GOS, oligosaccharides, also exhibit neuroprotective effects. In a study by de Paiva et al., administration of FOS and GOS to mice on a high-fat diet led to a reduction in neuroinflammation and neuronal damage (as demonstrated by lower levels of TNF-α, COX-2, caspase-3, Iba-1 cells, and GFAP). The treatment improved synaptic plasticity, restored learning and memory abilities, and supported the insulin signaling pathway through activation of the IRS/PI3K/AKT pathway. In addition, it reduced amyloid β formation and Tau phosphorylation, helped restore the balance of the gut microbiota—particularly by increasing the abundance of Bacteroidetes bacteria—and reduced intestinal inflammation and permeability [109].
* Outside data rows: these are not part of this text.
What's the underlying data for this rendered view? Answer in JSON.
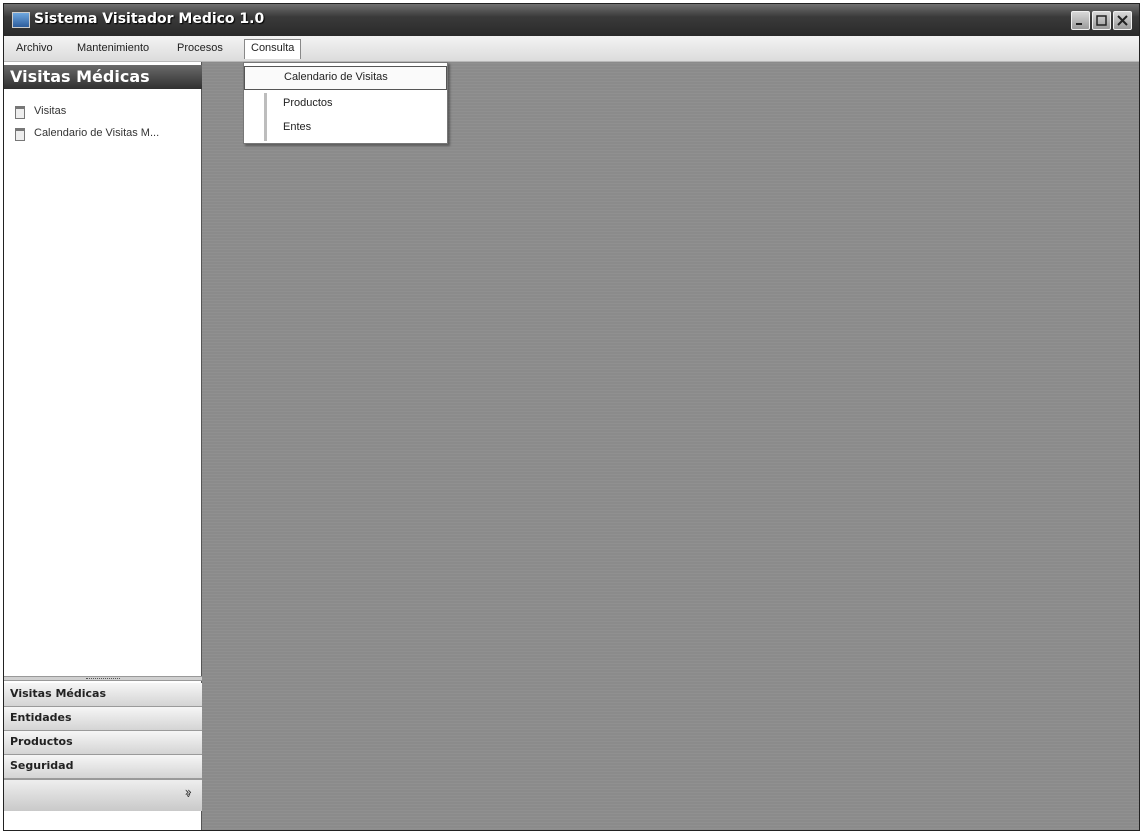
{
  "window": {
    "title": "Sistema Visitador Medico 1.0"
  },
  "menubar": {
    "items": [
      "Archivo",
      "Mantenimiento",
      "Procesos",
      "Consulta"
    ]
  },
  "dropdown": {
    "items": [
      "Calendario de Visitas",
      "Productos",
      "Entes"
    ]
  },
  "sidebar": {
    "header": "Visitas Médicas",
    "items": [
      {
        "label": "Visitas",
        "icon": "document-icon"
      },
      {
        "label": "Calendario de Visitas M...",
        "icon": "document-icon"
      }
    ],
    "sections": [
      "Visitas Médicas",
      "Entidades",
      "Productos",
      "Seguridad"
    ]
  },
  "colors": {
    "titlebar": "#333333",
    "workspace": "#8b8b8b",
    "sidebar_header": "#3c3c3c"
  }
}
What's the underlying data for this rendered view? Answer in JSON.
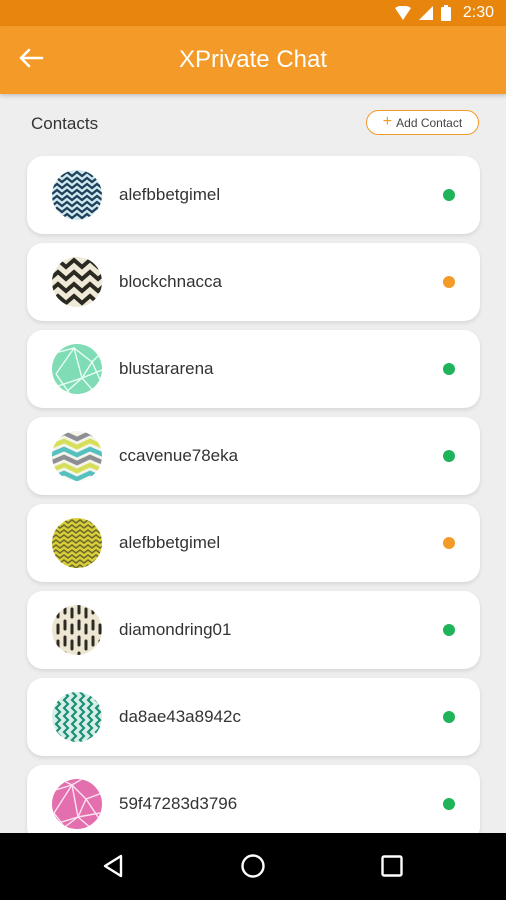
{
  "status_bar": {
    "time": "2:30",
    "icons": [
      "wifi-icon",
      "signal-icon",
      "battery-icon"
    ]
  },
  "app_bar": {
    "title": "XPrivate Chat",
    "back_icon": "arrow-left-icon",
    "background_color": "#f39a28"
  },
  "contacts_section": {
    "title": "Contacts",
    "add_button": {
      "label": "Add Contact",
      "icon": "plus-icon"
    }
  },
  "status_colors": {
    "online": "#1fb35a",
    "away": "#f39a28"
  },
  "contacts": [
    {
      "name": "alefbbetgimel",
      "status": "online",
      "avatar_pattern": "navy-teal zigzag"
    },
    {
      "name": "blockchnacca",
      "status": "away",
      "avatar_pattern": "black-beige chevron"
    },
    {
      "name": "blustararena",
      "status": "online",
      "avatar_pattern": "mint geometric triangles"
    },
    {
      "name": "ccavenue78eka",
      "status": "online",
      "avatar_pattern": "gray-yellow-teal chevron"
    },
    {
      "name": "alefbbetgimel",
      "status": "away",
      "avatar_pattern": "olive-yellow zigzag"
    },
    {
      "name": "diamondring01",
      "status": "online",
      "avatar_pattern": "black-beige dashes"
    },
    {
      "name": "da8ae43a8942c",
      "status": "online",
      "avatar_pattern": "teal zigzag"
    },
    {
      "name": "59f47283d3796",
      "status": "online",
      "avatar_pattern": "pink geometric lines"
    }
  ],
  "nav_bar": {
    "buttons": [
      "back-triangle-icon",
      "home-circle-icon",
      "recents-square-icon"
    ]
  }
}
Xylooligosaccharides (XOS) are indigestible oligosaccharides with high prebiotic potential [110]. They strongly stimulate the growth and diversity of Bifidobactera in the gut [111]. XOS supplementation also selectively promotes the expansion of strains Bifidobacterium adolescentis, known for its involvement in modulating neuroinflammatory pathways [112].

Increasing the diversity of the intestinal microflora through XOS supplementation reduced intestinal inflammation by lowering the levels of pro-inflammatory cytokines IL-1β and IL-6 and immunoregulatory IL-10. Additionally, it increased the expression of tight junction proteins in the intestine, contributing to the restoration of both the epithelial barrier and the blood–brain barrier [113].

Probiotics and prebiotics appear to be promising therapeutic agents for the treatment of AD; however, the currently available scientific evidence comes mainly from studies in animal models. Therefore, further clinical studies involving humans are necessary to confirm their efficacy and practical applicability.